A golden row of dragon heads was set into the baron's edge of the high table; he snatched and pulled two of them before the gonglike echoes of the riven telltale had faded, then reached for his glass with rather less delicacy than he'd set it down.
He'd scarce had time to drain it and sigh at the burning its contents left in his throat when two arched doors opened in the walls of the chamber. Armed guards issued from one, and two robed wizards hastened in the other. None of the arrivals was foolish enough to blurt out questions; the baron had rung for them and would issue his orders in his good time.
He did not disappoint their expectations or keep them waiting long-though they attended him with no particular eagerness. They'd all seen the scattered glass without making any show of looking at it and knew it betokened a night of hard work… and more than one of them still held sleep in his eyes.
"The Castle wall has been breached, probably at the far end of the Isle," the baron snapped. "Follow whoever has left us, and bring them back to me-without delay and as alive as possible."
Armaragors bowed their heads and hustled back out the door they'd entered by. Lord Silvertree raised his eyes to the three robed men still in the room and asked quietly, "And you're waiting for-?"
Nothing beyond those words, it seemed.

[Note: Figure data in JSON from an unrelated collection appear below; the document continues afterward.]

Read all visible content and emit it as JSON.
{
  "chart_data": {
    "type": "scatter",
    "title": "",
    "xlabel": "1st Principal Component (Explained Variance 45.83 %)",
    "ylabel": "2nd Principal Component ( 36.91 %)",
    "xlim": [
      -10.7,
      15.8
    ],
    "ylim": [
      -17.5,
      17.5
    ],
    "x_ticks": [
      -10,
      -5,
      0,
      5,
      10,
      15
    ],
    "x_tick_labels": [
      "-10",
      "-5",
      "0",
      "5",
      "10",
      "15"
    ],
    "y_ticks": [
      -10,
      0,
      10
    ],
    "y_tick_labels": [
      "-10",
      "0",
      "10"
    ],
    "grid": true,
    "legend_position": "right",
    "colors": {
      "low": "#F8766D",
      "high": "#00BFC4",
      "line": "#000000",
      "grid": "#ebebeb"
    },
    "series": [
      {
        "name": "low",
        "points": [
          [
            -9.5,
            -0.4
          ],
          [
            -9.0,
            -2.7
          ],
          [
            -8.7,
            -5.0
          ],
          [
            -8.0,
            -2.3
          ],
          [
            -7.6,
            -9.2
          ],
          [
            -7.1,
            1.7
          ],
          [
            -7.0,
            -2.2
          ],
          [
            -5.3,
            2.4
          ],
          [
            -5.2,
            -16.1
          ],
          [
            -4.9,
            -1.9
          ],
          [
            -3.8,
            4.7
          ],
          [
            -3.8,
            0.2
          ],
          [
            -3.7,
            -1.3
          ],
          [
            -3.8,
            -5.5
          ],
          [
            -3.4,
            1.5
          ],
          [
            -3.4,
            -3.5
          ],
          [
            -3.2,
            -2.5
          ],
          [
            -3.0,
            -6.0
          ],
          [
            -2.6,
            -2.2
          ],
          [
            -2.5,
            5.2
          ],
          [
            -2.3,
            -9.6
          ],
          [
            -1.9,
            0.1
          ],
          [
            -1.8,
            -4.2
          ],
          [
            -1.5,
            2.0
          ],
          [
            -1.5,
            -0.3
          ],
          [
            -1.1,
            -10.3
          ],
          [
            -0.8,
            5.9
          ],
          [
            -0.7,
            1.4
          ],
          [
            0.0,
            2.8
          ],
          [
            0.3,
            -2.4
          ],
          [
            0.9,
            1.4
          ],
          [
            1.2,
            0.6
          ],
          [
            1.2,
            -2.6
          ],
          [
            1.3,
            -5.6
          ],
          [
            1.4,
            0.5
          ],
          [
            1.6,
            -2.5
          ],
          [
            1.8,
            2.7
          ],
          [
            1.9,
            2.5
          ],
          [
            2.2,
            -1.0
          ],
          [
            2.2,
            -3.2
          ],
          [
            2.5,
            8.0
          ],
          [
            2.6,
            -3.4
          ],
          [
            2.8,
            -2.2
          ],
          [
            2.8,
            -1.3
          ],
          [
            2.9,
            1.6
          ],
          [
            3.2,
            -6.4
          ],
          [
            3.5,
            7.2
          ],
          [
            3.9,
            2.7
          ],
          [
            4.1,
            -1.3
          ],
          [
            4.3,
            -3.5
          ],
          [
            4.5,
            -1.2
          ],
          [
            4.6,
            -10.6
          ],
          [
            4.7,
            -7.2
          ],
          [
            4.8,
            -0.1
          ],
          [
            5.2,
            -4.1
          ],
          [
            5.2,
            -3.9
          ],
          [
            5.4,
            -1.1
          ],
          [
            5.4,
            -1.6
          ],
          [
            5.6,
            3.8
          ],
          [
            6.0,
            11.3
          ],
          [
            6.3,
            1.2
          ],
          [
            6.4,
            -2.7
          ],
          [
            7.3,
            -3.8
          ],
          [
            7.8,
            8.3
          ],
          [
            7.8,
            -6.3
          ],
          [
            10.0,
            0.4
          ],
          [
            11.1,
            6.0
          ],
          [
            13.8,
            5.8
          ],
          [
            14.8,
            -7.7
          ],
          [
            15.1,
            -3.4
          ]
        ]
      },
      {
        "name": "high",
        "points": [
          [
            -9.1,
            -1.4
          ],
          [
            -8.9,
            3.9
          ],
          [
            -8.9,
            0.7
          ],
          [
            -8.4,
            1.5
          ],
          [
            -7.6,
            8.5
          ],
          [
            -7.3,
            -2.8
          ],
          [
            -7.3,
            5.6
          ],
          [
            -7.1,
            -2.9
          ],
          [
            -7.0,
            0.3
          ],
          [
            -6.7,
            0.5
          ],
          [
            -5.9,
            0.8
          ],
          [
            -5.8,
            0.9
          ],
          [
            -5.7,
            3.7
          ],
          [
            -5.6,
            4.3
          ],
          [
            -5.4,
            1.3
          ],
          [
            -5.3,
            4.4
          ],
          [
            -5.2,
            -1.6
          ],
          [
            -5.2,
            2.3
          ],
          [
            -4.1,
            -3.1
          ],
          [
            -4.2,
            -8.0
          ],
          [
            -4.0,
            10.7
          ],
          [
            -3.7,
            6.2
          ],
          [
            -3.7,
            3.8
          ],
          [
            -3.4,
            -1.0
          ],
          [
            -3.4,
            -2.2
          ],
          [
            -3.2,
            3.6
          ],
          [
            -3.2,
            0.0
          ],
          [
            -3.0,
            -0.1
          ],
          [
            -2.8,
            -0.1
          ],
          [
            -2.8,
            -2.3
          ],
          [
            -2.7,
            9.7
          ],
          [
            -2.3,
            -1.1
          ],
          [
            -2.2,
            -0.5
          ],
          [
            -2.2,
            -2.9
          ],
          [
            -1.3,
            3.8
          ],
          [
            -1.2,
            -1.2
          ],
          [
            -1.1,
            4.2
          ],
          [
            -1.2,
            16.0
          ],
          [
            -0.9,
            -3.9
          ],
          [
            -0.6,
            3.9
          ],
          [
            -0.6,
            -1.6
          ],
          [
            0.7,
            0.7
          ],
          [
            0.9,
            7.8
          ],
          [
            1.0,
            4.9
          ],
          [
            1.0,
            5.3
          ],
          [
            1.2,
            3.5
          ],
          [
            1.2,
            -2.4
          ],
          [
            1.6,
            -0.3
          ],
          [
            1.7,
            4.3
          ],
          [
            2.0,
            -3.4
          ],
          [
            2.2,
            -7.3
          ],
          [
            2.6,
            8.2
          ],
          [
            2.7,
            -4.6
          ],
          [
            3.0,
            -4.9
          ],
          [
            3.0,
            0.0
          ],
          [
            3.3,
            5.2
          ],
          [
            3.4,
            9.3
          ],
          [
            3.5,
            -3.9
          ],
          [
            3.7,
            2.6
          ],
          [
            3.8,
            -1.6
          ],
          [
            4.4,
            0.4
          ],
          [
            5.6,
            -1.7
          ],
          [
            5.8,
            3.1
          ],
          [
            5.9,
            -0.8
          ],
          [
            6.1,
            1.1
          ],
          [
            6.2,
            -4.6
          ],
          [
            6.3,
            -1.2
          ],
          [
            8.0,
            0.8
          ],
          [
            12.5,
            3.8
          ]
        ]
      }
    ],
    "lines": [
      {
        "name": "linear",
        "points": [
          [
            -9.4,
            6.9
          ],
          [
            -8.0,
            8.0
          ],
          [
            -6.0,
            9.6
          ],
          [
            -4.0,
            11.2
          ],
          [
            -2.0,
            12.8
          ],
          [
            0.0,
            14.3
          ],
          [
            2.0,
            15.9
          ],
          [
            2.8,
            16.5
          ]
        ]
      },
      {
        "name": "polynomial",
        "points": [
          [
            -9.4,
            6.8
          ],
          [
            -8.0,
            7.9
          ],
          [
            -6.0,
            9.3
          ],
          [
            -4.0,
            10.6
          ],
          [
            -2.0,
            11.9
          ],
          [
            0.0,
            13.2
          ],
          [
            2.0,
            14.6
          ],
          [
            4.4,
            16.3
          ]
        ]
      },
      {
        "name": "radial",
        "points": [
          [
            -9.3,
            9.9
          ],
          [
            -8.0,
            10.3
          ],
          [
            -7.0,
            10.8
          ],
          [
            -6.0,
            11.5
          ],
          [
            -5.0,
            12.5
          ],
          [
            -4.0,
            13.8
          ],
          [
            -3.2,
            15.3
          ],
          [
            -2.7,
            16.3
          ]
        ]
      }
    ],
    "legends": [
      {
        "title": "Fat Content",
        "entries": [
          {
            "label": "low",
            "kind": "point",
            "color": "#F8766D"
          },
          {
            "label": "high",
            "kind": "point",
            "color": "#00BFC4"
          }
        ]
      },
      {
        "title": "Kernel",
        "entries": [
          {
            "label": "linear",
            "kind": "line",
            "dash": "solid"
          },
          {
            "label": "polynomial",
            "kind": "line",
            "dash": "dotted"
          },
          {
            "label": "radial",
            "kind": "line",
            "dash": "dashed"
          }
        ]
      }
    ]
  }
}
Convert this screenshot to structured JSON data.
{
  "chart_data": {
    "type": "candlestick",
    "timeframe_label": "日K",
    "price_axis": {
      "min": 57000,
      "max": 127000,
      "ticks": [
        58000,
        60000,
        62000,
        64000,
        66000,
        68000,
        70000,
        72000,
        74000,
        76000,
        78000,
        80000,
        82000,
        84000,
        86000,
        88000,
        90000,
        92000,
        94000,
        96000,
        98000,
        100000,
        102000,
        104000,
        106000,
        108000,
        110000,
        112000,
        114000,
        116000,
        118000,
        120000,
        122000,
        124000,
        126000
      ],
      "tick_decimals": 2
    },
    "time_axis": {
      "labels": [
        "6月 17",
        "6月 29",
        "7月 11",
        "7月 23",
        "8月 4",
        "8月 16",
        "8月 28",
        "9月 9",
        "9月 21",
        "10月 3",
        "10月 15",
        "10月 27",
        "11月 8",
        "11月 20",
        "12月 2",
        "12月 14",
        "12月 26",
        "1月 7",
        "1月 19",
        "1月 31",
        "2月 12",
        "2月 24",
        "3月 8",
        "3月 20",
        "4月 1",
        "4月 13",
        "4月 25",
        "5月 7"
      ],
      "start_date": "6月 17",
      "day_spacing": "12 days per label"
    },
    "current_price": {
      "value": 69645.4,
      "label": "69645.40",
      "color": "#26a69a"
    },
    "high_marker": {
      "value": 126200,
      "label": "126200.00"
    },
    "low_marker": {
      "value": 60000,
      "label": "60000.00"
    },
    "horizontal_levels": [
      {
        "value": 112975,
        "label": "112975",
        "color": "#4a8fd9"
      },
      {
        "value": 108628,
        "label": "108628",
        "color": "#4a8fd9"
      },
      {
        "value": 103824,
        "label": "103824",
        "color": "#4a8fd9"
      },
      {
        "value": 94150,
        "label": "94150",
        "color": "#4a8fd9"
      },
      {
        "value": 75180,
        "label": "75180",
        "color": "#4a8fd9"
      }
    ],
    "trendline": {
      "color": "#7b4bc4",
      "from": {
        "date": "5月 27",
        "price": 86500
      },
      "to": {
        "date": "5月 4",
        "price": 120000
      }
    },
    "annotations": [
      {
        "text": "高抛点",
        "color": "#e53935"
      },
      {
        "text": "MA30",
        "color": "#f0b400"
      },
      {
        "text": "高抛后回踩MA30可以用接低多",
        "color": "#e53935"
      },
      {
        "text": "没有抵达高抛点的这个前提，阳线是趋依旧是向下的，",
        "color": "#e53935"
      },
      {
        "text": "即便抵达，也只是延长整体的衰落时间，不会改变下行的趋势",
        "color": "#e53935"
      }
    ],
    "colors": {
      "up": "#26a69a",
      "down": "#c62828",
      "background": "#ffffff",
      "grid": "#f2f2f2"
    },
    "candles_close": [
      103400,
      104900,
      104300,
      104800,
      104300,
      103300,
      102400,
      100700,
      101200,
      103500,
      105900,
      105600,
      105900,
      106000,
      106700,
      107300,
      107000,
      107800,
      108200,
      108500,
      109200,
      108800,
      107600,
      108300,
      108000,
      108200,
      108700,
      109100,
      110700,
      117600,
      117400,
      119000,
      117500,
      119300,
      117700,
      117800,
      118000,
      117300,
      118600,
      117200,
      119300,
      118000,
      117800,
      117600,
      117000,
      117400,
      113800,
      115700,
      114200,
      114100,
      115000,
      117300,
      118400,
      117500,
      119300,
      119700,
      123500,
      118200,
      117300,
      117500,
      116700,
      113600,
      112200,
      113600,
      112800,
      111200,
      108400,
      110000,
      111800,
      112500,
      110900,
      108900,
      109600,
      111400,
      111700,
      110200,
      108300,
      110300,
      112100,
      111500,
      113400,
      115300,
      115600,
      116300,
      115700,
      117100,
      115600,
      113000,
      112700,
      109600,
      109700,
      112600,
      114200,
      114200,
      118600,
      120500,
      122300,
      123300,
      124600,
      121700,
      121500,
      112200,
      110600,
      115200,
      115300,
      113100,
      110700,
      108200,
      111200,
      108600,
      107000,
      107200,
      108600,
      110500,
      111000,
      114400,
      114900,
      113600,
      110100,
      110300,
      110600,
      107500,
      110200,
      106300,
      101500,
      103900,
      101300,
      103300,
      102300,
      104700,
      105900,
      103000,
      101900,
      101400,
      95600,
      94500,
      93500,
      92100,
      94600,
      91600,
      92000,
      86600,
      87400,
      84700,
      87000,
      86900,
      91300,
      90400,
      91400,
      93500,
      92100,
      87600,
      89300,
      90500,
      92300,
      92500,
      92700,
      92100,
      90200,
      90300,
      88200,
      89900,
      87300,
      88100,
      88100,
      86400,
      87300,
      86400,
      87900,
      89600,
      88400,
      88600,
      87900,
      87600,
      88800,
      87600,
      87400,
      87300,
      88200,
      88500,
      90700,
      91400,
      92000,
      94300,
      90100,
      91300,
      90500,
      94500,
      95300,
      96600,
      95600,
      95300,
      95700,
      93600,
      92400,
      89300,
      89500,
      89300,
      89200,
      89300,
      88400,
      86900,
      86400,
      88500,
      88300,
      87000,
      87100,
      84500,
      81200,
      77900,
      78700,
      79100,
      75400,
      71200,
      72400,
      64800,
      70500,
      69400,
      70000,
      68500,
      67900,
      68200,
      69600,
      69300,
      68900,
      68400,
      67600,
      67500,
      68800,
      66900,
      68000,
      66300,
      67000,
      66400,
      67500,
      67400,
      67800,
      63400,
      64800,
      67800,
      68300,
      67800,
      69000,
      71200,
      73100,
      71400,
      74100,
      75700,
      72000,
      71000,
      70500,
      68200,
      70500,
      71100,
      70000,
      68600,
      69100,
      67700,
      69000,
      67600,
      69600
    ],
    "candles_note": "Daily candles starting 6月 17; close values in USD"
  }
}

In a swirling of sleeves, all three mages sped to their benches in respective corners of the room, to work magic.
It wasn't long before Ingryl Ambelter hissed, "There!" He spread his hands, leaving a glowing eyeball spinning and floating in the air before them. It darkened, rose, and burst into a mist that flowed up in iridescent chaos along the ceiling, a crawling carpet of magic.
Its colors winked, spiraled, and then abruptly twisted into a sharp and lifelike image of three dripping figures clambering up the far bank of the River Coiling.
"My daughter," the Baron said softly. "How interesting."